A esse tempo, ele que mais tarde tornou-se o meu eterno cantador LUÍS GONZAGA (o nosso Gonzagão), era além das cantigas-de-boi, a quem quase único, o povo fazia-lhe a voz. E entoava-se uma canção: “Bate a enxada no chão/ Limpa o pé do algodão/ Pois pra vencer a batalha/é preciso ser forte, valente robusto/ E nascer no sertão/ Tem que suar muito, pra ganhar o pão / Pois a coisa lá, não é brinquedo não”. E lá se vou eu, cantarolando esse meu agora pranteado Gonzagão que como absolutamente ninguém cantou o chão desta gente, rumo à “estrada de rodagem”, à caça de ver de passagem – só de passagem - o jipe de Chiquitinho! Ah se esse Jipe parasse pra nós! Suspiravam uns. Ah se a gente pudesse ao menos passar a mão no jipe! Sonhavam outros.
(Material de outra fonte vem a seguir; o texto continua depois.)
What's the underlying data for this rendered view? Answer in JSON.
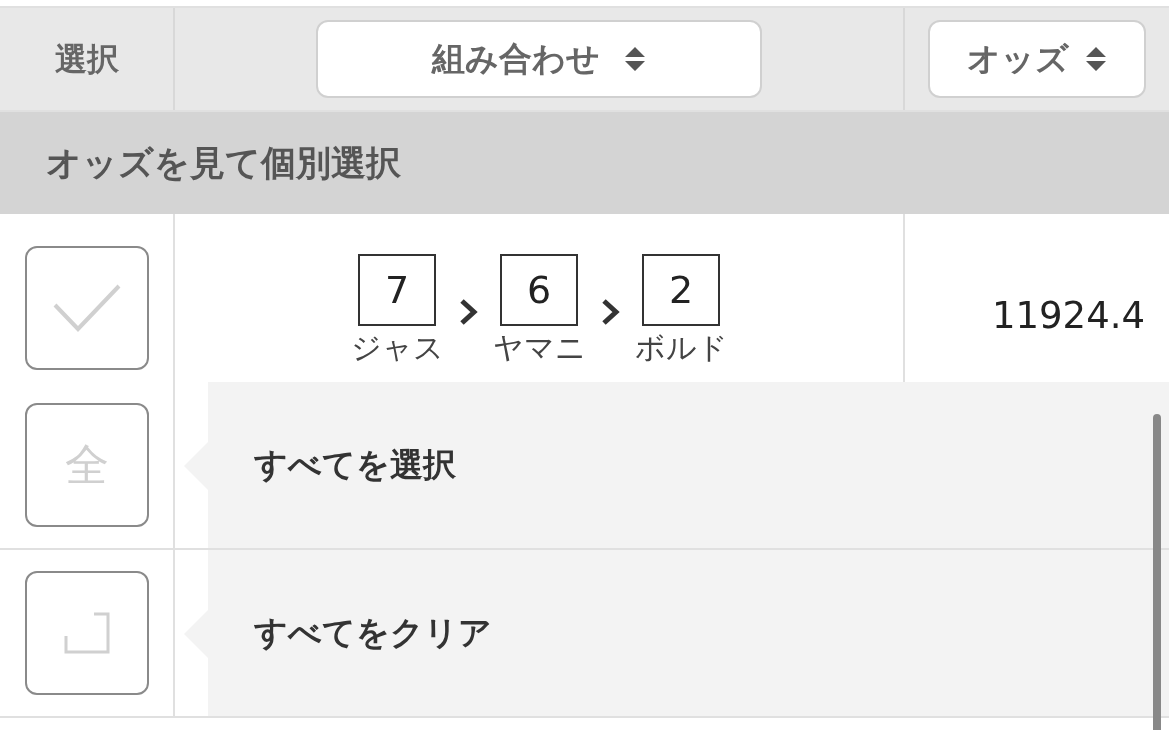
{
  "header": {
    "select_label": "選択",
    "combination_button": "組み合わせ",
    "odds_button": "オッズ"
  },
  "section_title": "オッズを見て個別選択",
  "rows": [
    {
      "checked": false,
      "combination": [
        {
          "number": "7",
          "name": "ジャス"
        },
        {
          "number": "6",
          "name": "ヤマニ"
        },
        {
          "number": "2",
          "name": "ボルド"
        }
      ],
      "odds": "11924.4"
    }
  ],
  "actions": [
    {
      "kind": "select_all",
      "icon_text": "全",
      "label": "すべてを選択"
    },
    {
      "kind": "clear",
      "label": "すべてをクリア"
    }
  ]
}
E eu lá, um figurante da trupe e vivendo a história.

Ficamos todos ali naquele ponto de convergência em terras de Sertãozinho de Mundico do Sertão de onde vinham pessoas de Vila Pereira, Carro Virô, Encruza, Laranjal, Nova-Aurora, Vai-Quem-Gosta, Vai-Quem-Quer; Santa Maria, dos Diolindo e Ciro Campos; da Grota da Macaca e tudo o mais. E deu cinco horas e deu seis horas e nada de jipe! Entre aquela gente, havia uma sofrida senhora, descendente de escravos que como ela mesma diria que “ainda pegou uma pontinha da escravatura”, uns oitenta anos; entortada nos serviços da lavoura, na arrancação da mandioca e tarefas da capoeira; feita a fogo do sol da roça, de dentes encardidos e estraçalhados: era mãe-Carolina. Mãe-Carola, de muitos filhos e netos e assim tida  e havida naquele meio de mundo era uma matriarca, de um matriarcado que ela nem se dava conta; de voz fortemente anasalada, sotaque pesado; de boca torta pelo costume do cachimbo que “faz a boca torta”. Um ícone de zombarias a cada frase que pronunciava.

Ali naquele meio do povo e na ansiedade à estressante espera do JIPE, ninguém era de ninguém. E mãe-Carolina, septuagenária e alquebrada, primeiro acocorou-se; depois, cansada, sentou-se ao puro chão e esticou as pernas para dentro da “estrada de rodagem”. Nisso lhe corre um neto, adverte a avó, ao que esta lhe responde com o seu tom nasal de sempre: “intonse mê fii qui é pra vê o carru apitá”. O meu irmão Zé Branco, hoje gerente de banco oficial, três filhos no doutorado, assim como toda nossa parentela e vizinhança estava no meio dessa “fanxina”. E até hoje, “até hoje” ele se questiona sobre como e de onde mãe-Carolina teria a noção de que um JIPE poderia apitar!

Agora são “sete e pouca” daquela noite de verão; com o povo em alvoroço e o coração em tum-tum-tum de ansiedade, quando de repente, lá no esticado da estrada de rodagem, na saída da curva, surge um facho de luz; dois faróis cortando a noite, “alumiando na rodagem”, tremulante e correndo rápido na nossa direção. Mãe-Carolina, uma mais que amassada do presente e visionária do futuro, mesmo de pé mas na beira da rodagem, realizou enfim o seu desejo: o Jipe de Chiquitinho passou apitando e seus passageiros, todos de pé, acenando, dando “adeus” e deixando aquele povo emocionado, realizado, feliz da vida porque viu um jipe pela primeira vez! Um jipe que, de um Chiquitinho cordial e em campanha política, deixou aquele “cheiro de gasolina”, e o poeirão de confraternização e mais ainda: passou tocando aquele que viria a ser o meu eterno Gonzagão: “bate a enxada no chão/ Limpa o pé do algodão/ Pois pra vencer a batalha/É preciso ser forte, valente robusto/ E nascer no sertão/ Tem que suar muito pra ganhar o pão / Pois a coisa lá não é brinquedo não...”.